The number of migrant children being held in Kansas is unclear, but The Villages’ government contract allows it to hold 50. The Villages is the only facility in Kansas where migrant children are being housed.

Hensley said he submitted the form to visit the facility — required by federal regulations — yesterday, so the earliest he’d be able to tour the facility is July 5. He said The Villages is a youth residential center licensed by the state of Kansas and the facility has performed well in the past, so he believes the migrant children being held there now are being treated well.

Colyer issued a statement saying “While this is a federal program that the state does not manage or have control over, the Kansas Department of Children and Families will be conducting an inspection to ensure The Villages remains in line with state standards and procedures. Our hope is that these children are returned to their families as soon as possible.”

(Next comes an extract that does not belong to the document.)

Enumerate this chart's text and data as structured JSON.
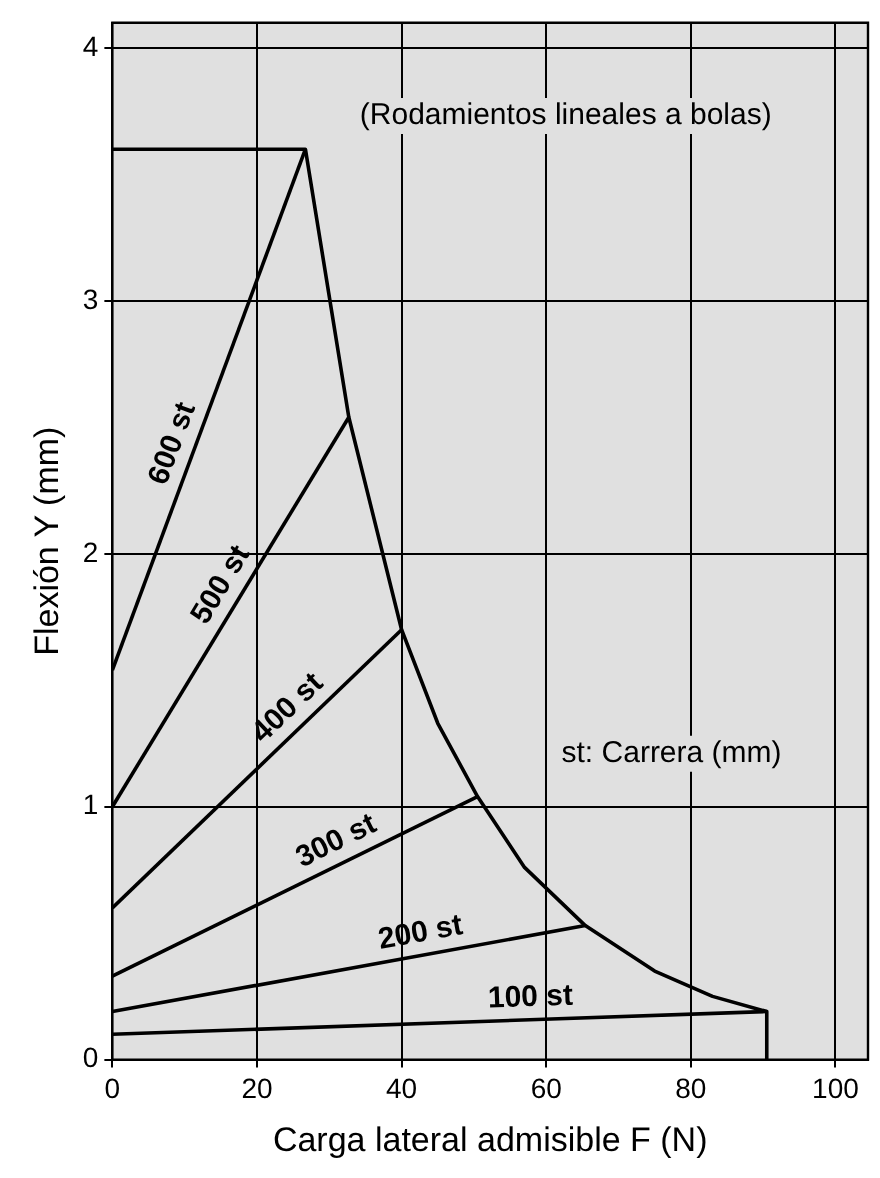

Late Friday, a Kansas Department for Children and Families (DCF) licensing staff member visited The Villages to ensure the safety and well-being of the children placed at the facility and issued this statement: “From our visit, the children seem to be adjusting well, and are having their needs met. While DCF licenses The Villages facilities, our agency has no direct oversight of the federal government’s contract with The Villages, which started in February 2017. Additionally, this afternoon, Secretary Gina Meier-Hummel reached out to the executive director of The Villages to discuss the well-being of the children and the program in general and was satisfied that they are being provided excellent service in their time of need.”

Kendall Marr, spokesman for Gov. Colyer, said the state government in Kansas had no role in implementing the federal immigration policy regarding these migrant children. The Kansas Department for Children and Families did contact The Villages to offer placement of children in the facility, he said.